(Apologies in advance for any imprecision in the following; I am a computer scientist and regret never having taken an actual course on topology.)

One way to define the pure braid group $P_n$ is as follows: consider a pure braid to be a set of $n$ non-intersecting arcs in $x,y,t$-space which are monotone in the $t$ direction, such that the $i$th arc connects $(i,0,0)$ to $(i,0,1)$. Sets of arcs which can be deformed continuously into each other without any arcs intersecting are considered equivalent pure braids.

Consider a generalization where the endpoints are not integer positions on two lines, but arbitrary fixed positions in the $t = 0$ and $t = 1$ planes. It seems clear to me that this does not change the topology of the space [1], so I will call such a collection of arcs an *embedded braid*. I'm looking at characterizing "optimal" embedded braids that minimize a certain functional $F$. For concreteness, let $F$ be the total length of the arcs (the actual functional I need to use is slightly different, but this should be close enough to carry over the results).

If the requirement that arcs do not intersect is removed, the space of embedded braids can be given an affine structure over which $F$ is convex, and it is immediately apparent that there is a single local minimum which is the global minimum: connect each pair of endpoints with a straight line. What can we say about the local minima of $F$ if we retain the non-intersection property? My intuition says that each topologically distinct braiding (corresponding to a particular element of $P_n$) forms a connected component with a unique local minimum, but I cannot tell how to begin proving this. It would be true if one could show that the connected components are convex subsets of the space; this does not hold under the "obvious" affine structure where we treat each arc and each $t$ independently, but that leaves the possibility of some other choice of affine structure which works. Are there some nice proof techniques that would help proving uniqueness of local minima in this context? Would any ideas or analogies from the theory of minimal surfaces help?

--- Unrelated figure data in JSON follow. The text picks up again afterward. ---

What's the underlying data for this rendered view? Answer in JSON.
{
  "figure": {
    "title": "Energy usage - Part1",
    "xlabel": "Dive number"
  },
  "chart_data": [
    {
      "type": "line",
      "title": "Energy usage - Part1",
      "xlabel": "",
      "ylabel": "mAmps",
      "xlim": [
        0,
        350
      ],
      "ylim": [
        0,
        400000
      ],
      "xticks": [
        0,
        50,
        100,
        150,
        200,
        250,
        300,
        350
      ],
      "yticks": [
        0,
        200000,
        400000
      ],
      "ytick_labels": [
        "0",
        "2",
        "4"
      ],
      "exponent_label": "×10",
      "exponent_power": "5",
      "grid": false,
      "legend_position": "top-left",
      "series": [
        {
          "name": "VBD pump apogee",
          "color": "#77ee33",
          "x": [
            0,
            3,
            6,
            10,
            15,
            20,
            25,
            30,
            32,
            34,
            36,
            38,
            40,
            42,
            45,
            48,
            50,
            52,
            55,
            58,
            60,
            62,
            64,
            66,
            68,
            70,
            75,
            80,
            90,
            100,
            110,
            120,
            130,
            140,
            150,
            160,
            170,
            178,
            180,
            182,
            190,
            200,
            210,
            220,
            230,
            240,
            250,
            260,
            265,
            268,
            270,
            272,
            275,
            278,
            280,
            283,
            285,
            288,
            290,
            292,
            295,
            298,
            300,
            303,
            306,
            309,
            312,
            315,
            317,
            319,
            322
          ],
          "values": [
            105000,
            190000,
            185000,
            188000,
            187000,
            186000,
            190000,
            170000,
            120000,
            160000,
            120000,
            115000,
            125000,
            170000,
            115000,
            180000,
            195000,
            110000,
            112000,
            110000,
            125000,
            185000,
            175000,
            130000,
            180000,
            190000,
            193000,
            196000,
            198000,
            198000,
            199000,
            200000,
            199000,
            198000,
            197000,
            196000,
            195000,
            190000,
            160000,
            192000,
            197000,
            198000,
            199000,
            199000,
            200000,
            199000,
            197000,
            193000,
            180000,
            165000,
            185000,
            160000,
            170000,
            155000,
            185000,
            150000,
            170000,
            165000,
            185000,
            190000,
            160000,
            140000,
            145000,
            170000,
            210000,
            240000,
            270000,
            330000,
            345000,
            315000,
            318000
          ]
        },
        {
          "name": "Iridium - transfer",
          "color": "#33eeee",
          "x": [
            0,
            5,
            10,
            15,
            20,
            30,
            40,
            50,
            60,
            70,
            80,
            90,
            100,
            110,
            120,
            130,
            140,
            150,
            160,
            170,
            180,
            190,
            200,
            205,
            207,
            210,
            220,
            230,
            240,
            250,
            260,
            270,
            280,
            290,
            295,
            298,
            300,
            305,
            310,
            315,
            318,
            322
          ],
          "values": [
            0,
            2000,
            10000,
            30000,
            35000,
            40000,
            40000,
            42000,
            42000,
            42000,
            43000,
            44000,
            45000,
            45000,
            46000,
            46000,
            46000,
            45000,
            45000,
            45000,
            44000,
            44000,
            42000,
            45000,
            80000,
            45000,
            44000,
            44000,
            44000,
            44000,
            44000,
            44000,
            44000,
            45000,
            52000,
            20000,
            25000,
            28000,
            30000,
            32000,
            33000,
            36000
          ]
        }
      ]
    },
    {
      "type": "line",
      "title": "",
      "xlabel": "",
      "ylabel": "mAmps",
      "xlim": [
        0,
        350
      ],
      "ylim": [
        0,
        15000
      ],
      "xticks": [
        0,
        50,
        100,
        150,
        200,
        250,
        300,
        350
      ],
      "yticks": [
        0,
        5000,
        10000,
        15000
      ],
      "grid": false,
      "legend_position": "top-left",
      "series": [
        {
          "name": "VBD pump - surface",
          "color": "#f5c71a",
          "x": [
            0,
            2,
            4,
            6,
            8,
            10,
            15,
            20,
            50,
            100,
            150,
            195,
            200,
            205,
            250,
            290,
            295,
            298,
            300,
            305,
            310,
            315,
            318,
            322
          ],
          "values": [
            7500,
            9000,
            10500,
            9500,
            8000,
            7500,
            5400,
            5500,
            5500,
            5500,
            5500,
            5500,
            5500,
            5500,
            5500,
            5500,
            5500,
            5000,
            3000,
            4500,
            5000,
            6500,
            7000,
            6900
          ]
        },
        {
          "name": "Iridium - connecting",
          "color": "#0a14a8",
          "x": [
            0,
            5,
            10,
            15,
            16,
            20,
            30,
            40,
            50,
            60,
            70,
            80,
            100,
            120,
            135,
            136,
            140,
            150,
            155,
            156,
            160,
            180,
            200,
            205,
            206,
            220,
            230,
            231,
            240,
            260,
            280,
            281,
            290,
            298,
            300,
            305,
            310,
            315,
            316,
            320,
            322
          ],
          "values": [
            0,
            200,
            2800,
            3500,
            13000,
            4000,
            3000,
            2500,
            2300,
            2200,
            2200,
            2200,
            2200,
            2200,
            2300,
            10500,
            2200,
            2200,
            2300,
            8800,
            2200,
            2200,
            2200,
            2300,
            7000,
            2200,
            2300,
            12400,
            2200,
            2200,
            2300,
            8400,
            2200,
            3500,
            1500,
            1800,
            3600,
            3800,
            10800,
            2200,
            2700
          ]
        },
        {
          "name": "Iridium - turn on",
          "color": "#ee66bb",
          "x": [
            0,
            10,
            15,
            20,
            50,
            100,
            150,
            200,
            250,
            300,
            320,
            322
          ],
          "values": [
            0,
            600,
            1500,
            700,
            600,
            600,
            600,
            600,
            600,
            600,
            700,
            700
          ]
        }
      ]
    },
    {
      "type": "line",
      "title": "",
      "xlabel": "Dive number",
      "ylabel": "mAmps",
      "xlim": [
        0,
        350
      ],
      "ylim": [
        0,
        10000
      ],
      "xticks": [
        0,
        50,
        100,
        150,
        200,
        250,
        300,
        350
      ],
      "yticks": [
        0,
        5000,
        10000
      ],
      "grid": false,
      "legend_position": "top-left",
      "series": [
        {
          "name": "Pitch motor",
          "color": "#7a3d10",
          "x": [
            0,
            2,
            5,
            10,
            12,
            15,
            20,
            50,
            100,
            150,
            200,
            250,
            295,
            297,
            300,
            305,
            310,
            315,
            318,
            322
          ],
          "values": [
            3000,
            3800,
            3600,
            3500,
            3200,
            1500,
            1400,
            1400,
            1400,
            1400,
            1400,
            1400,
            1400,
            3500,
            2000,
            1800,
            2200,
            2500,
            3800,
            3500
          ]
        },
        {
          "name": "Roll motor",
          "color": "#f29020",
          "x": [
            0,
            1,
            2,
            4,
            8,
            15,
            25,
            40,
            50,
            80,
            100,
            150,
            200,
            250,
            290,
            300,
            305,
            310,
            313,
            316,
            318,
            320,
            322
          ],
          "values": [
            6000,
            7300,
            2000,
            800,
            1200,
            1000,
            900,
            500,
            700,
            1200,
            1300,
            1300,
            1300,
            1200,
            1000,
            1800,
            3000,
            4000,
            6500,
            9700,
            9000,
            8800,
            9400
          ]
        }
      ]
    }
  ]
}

As Andrew Stacey mentions, the connected components are *open* subspaces; I believe existence of local minima can be guaranteed by considering the *closure* of the component seen as a subset of the space of embeddings that allow intersection. (Following Kevin Walker's comment, I realize this is called compactification.) This would include embeddings "on the boundary", whose arcs can intersect but which are only an infinitesimal displacement away from non-intersecting embeddings with the right topology. As a concrete example, the following braid,

\ / \ / \ / \ \ / \ / \ / \

on being pulled tight, approaches a configuration where the arcs are infinitesimally close together in the middle; the minimal length is attained by the intersecting embedding where the two arcs share a common point.

[1] Since the endpoints are fixed, we can associate each such generalized braid uniquely with a pure braid by shrinking the $t$ dimension slightly and composing each arc $i$ with a fixed arc from its endpoints to $(i,0,0)$ and $(i,0,1)$ respectively.